Nadia grew enraged at the carelessness of men. She had never known anger like this before. Only a woman knew the value of things; only women knew how hard it was to make things. Men were forever smashing, playing, throwing, shouting, screaming, hitting, cursing. Men broke things. So she ran between the men as they tossed the beautiful watch into the air. She saw it glinting high as it flew. She grabbed at the men, but they were so much stronger, so much larger, and the watch flew higher. She scratched at the men’s faces and kicked at their shins: it was like scratching concrete or hitting stone. The men hardly noticed her, so absorbed were they in their men’s game, and the watch looped and tumbled high in the sky. Why would you throw around such a lovely little thing? Then the boat tipped, and Nadia stumbled. The men laughed. Every night, the watch, arcing high across the sky, fell into the black and empty sea.
* * *
We sat in silence for a long time. Shadows had lengthened through the course of the afternoon from nubs at the base of the palms until they were longer than the palms themselves, and the palms were just black silhouettes against the last of the evening’s light. It was warm, but I shivered slightly nevertheless.
Nadia told me that the dreams of the boat, of men, and of precarious and lovely little things had come every night. She knew that a dream that comes nightly is Bon Dieu or the Loa speaking to you with persistence of important matters, and she visited a lady she knew in Sainte-Hélène who was skilled in the interpretation of difficult dreams. Then Nadia told me that she was pregnant.
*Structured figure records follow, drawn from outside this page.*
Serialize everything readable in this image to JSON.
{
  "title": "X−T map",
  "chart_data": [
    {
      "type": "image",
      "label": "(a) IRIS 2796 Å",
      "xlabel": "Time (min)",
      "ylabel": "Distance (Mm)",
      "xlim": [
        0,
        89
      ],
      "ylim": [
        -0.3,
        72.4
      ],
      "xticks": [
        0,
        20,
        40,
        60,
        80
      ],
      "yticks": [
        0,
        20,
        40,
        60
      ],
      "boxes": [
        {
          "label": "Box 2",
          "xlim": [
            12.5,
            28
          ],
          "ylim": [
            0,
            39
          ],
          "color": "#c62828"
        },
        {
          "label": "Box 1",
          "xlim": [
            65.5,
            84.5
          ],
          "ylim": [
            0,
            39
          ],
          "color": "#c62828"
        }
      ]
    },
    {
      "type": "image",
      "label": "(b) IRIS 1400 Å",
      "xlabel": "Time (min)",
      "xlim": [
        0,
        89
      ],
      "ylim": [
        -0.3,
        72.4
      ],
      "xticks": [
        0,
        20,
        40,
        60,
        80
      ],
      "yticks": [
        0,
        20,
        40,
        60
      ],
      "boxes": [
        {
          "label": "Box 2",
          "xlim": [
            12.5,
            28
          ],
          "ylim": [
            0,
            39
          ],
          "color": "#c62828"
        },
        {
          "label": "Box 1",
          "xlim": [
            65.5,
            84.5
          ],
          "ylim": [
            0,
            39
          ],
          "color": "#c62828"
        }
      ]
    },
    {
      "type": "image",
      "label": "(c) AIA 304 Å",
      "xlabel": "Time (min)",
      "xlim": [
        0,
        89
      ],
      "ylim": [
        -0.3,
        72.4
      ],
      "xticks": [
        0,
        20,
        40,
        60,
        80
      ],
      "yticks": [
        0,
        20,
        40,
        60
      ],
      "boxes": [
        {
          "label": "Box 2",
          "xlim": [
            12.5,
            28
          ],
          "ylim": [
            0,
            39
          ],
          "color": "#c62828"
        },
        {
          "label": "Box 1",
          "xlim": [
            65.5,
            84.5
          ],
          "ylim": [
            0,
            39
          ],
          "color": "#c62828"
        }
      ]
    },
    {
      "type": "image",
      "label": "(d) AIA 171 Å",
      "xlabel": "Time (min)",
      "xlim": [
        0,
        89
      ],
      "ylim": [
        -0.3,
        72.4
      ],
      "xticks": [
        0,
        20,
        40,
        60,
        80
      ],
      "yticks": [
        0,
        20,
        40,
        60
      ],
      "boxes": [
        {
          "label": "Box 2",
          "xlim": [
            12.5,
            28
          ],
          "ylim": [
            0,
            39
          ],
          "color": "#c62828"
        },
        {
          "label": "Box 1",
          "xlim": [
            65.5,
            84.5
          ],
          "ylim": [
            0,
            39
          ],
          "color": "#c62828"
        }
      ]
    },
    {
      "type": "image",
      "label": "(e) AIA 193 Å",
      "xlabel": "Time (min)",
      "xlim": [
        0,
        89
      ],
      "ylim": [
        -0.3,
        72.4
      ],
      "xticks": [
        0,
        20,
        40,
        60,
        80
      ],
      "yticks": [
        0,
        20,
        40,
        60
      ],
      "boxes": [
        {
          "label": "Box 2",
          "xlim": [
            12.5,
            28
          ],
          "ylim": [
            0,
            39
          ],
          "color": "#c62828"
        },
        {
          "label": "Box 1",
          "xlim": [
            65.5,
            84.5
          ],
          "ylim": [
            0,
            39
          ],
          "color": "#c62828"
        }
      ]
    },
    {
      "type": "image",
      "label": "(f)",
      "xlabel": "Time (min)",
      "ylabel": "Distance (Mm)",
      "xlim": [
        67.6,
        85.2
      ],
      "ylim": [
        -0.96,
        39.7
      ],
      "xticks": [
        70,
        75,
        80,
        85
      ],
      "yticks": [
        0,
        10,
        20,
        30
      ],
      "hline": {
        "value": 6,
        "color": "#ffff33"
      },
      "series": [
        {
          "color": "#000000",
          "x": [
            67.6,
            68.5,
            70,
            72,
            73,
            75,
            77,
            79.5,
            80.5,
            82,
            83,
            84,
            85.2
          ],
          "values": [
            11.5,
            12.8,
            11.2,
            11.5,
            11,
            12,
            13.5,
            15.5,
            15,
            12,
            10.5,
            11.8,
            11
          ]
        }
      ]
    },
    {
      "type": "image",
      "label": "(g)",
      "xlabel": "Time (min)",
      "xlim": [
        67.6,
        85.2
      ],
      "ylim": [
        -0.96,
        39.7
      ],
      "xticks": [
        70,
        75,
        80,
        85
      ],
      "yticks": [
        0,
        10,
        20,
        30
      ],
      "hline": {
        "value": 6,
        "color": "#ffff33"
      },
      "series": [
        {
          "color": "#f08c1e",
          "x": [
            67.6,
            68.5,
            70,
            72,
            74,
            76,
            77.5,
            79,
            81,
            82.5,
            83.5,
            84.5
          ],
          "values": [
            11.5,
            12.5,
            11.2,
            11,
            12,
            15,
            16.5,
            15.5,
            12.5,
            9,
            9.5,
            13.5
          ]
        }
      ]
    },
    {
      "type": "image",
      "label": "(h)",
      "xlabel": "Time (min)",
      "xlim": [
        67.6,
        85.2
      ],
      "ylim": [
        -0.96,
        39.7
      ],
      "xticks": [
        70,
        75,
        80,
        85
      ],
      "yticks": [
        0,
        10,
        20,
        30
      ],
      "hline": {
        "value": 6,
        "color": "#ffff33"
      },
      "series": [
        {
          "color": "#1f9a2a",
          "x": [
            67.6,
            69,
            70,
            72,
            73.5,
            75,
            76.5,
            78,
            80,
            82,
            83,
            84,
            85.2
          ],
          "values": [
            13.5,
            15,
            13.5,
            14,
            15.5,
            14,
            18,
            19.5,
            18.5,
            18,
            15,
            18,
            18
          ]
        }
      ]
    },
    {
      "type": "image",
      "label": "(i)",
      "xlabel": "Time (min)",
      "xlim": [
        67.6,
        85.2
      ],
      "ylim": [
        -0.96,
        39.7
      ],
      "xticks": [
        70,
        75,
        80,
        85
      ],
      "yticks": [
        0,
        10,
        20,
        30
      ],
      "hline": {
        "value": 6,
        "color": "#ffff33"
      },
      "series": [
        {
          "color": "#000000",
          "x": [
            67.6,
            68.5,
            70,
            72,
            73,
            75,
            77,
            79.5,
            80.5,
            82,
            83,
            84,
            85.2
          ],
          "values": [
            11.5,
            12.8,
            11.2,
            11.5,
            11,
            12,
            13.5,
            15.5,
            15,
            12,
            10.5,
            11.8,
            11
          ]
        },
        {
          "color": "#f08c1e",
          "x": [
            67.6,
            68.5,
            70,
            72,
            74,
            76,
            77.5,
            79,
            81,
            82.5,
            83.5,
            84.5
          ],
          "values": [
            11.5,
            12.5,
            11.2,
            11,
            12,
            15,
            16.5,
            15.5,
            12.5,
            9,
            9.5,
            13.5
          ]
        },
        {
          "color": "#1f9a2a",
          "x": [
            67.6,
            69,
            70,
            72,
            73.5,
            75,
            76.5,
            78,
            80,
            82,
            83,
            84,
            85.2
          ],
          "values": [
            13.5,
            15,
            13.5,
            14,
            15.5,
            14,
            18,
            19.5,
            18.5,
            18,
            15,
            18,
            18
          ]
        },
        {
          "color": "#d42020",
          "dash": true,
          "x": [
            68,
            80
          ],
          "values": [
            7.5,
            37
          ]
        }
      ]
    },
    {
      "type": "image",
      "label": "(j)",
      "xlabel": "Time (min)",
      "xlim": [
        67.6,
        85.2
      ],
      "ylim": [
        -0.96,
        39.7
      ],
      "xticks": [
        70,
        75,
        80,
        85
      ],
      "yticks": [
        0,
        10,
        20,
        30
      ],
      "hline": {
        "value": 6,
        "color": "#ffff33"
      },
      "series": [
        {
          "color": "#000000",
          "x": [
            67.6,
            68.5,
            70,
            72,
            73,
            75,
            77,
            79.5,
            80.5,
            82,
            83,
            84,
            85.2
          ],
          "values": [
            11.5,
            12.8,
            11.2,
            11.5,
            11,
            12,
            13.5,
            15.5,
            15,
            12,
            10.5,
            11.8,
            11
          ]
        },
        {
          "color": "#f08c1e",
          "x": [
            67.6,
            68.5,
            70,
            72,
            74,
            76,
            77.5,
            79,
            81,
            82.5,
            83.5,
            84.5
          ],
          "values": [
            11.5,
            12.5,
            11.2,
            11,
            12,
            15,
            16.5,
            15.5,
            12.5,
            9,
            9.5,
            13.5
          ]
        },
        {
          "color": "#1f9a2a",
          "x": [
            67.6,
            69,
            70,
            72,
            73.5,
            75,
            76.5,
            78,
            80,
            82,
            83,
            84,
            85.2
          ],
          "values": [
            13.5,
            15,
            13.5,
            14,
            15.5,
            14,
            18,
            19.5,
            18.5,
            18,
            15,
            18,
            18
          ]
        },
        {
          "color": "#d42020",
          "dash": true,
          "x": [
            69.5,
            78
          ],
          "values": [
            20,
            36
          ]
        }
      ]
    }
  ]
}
I wasn’t surprised. She had that aureate glow some women achieve in the first flush of incipient motherhood, when Nature, for no reason at all, renders women particularly desirable.
“Does either of them know about the baby?” I asked.
She shook her head.
“Do you know who—”
I couldn’t finish the question, and she didn’t answer it. I don’t think she knew if it was Terry’s child or the judge’s, or even the Sénateur’s: women in Haiti told stories of homme mystiques who could make a woman heavy just by staring at them. Some women were impregnated in their dreams, and others touched by the Loa .
A tear ran down her face, and she wiped it away with a casual, almost masculine gesture of her fingertips. I can’t imagine there was a man on the planet who would have been indifferent to this woman’s sorrow. She inspired a silly, hopeless tenderness. “Do you want the baby?” I said.